Plus de 64 milliards d’euros régularisés en un an en Italie
On comprend néanmoins l’agacement des contribuables concernés qui se disent choqués de voir les règles changer à ce point quatorze ans après la première DLU, surtout avec effet rétroactif. Ils ne sont pas forcément de mauvaise foi. Autrement formulé, on peut se demander si l’Etat n’a pas fait preuve de trop de mansuétude dans l’application des premières DLU, ce qu’Anthonissen a toujours dénoncé, en se montrant plus intransigeant à Gand. Trop laxiste, la Belgique à l’égard de ses repentis fiscaux ?
C’est ce qui ressort d’un rapport publié, fin 2017, par la Cour des comptes française, qui compare différents régimes dans plusieurs pays européens, où des opérations de régularisation ont été réalisées à des moments différents, avec des objectifs divers. Il apparaît que la Belgique fait partie des pays les plus indulgents, après l’Italie, avec, côté italien, un taux d’imposition de 2,5 % en 2001 et, côté belge, un taux de 6 à 9 %, en 2004 (ce taux sera revu à la hausse dans les DLU suivantes). Cette première régularisation en Italie a donné des résultats spectaculaires : plus 54 milliards d’euros régularisés en un an. Contre 5,7 milliards pour la première DLU belge.

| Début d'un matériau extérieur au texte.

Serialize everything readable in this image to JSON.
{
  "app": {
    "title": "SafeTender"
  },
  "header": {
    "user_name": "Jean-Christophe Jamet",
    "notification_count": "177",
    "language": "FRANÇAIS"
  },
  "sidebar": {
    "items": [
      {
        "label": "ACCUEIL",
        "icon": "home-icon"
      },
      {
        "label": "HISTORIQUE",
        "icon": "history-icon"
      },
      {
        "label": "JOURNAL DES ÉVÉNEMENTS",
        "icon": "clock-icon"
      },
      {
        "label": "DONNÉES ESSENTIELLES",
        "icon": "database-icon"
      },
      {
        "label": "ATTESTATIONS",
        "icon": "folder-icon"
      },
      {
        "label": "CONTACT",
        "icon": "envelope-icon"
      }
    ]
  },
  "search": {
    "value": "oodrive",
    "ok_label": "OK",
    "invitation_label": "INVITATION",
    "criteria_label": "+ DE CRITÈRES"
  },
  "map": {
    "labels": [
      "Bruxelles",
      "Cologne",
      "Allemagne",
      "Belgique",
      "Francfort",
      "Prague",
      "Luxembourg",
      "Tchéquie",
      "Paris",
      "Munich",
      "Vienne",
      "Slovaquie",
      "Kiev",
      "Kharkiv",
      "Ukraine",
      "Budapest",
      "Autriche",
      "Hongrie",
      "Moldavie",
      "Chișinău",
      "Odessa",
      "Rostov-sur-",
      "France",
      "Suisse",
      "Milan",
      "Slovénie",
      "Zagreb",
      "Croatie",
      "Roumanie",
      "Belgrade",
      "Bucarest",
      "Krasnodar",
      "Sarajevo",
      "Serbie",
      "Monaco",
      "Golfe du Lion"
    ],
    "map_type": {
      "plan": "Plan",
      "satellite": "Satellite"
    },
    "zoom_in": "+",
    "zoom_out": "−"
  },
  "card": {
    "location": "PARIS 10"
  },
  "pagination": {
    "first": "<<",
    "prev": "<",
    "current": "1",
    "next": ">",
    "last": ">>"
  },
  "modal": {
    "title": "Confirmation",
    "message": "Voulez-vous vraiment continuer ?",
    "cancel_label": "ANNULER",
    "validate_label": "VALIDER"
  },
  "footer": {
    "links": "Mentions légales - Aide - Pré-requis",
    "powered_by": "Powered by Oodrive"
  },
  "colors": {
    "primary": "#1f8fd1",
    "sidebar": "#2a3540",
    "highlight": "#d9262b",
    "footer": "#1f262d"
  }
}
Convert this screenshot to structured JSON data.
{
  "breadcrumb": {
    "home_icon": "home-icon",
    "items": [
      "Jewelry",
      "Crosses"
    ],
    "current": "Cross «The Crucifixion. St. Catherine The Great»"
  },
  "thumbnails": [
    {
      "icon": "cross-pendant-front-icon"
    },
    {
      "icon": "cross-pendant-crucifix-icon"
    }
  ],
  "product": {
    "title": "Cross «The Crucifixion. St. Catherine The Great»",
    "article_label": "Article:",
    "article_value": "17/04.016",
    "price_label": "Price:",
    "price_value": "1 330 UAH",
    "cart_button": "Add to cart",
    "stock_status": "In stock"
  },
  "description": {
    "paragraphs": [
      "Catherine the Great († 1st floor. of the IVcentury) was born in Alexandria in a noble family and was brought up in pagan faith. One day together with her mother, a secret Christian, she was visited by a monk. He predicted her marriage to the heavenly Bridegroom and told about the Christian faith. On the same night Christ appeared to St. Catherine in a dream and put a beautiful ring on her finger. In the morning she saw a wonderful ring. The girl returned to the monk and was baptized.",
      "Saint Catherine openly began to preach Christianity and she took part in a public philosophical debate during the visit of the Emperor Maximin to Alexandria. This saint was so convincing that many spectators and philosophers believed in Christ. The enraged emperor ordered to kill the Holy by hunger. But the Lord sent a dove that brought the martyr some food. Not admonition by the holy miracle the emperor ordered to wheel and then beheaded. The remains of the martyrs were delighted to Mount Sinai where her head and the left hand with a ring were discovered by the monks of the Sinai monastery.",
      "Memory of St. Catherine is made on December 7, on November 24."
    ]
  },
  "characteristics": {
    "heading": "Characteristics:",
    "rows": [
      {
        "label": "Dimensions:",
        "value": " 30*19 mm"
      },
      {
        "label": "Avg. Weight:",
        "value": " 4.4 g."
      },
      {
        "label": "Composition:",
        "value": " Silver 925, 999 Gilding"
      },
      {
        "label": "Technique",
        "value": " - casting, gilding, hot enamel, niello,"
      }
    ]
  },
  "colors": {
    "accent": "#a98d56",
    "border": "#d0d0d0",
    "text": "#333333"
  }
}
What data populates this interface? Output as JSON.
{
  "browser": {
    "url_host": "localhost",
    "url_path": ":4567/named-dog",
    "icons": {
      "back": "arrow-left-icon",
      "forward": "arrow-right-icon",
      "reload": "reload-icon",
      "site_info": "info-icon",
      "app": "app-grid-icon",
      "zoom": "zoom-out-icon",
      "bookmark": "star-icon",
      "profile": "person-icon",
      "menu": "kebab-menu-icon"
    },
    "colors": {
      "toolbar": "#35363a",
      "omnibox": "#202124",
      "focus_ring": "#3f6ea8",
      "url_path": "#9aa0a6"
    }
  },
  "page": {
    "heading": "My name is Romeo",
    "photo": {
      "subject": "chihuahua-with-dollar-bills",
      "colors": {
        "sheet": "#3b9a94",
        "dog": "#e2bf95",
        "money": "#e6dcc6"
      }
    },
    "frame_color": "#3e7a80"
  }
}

En Allemagne et en France, les opérations de régularisation ont démarré plus tard. Elles se sont avérées d’emblée plus dures. Outre-Rhin, en 2010, la procédure appelée » selbstanzeige » (autodénonciation) permettait à un contribuable d’échapper aux poursuites pénales s’il s’acquittait de tous les impôts éludés, intérêts applicables et majorations encourues, pour des montants de droits éludés inférieurs à 50 000 euros. Ce seuil a été resserré plus tard à 25 000 euros et les sanctions pour fraude fiscale ont été alourdies pour inciter les récalcitrants à se dénoncer.
Chez ces deux voisins directs, les dispositifs de régularisation ont surtout été liés aux achats ou à l’utilisation par les autorités fiscales de données » volées » à de grandes banques : LGT Liechtenstein, Crédit Suisse, UBS, du côté allemand, et HSBC, du côté français. C’est d’ailleurs dans la foulée des révélations des premières » listes HSBC » par Hervé Falciani, en 2009, que la France a créé une première cellule de régularisation. L’exploitation de ces données » volées » a été beaucoup plus timide en Belgique.
Au Royaume-Uni, un dispositif de régularisation, baptisé No Safe Havens, a été lancé récemment dans la perspective de l’échange automatique de renseignements. Il permet aux contribuables de divulguer leur patrimoine à l’étranger et de se mettre en ordre avec le HMRC (fisc britannique), avant que les pénalités ne soient alourdies à partir du 1er octobre 2018. En Espagne, comme aux Pays-Bas, il n’y a pas d’amnistie fiscale. Ces deux pays comptent sur l’échange automatique. Dans ce contexte européen, la stratégie actuelle du gouvernement belge de serrer la vis paraît fort tardive. Il aurait peut-être fallu écouter plus tôt Karel Anthonissen.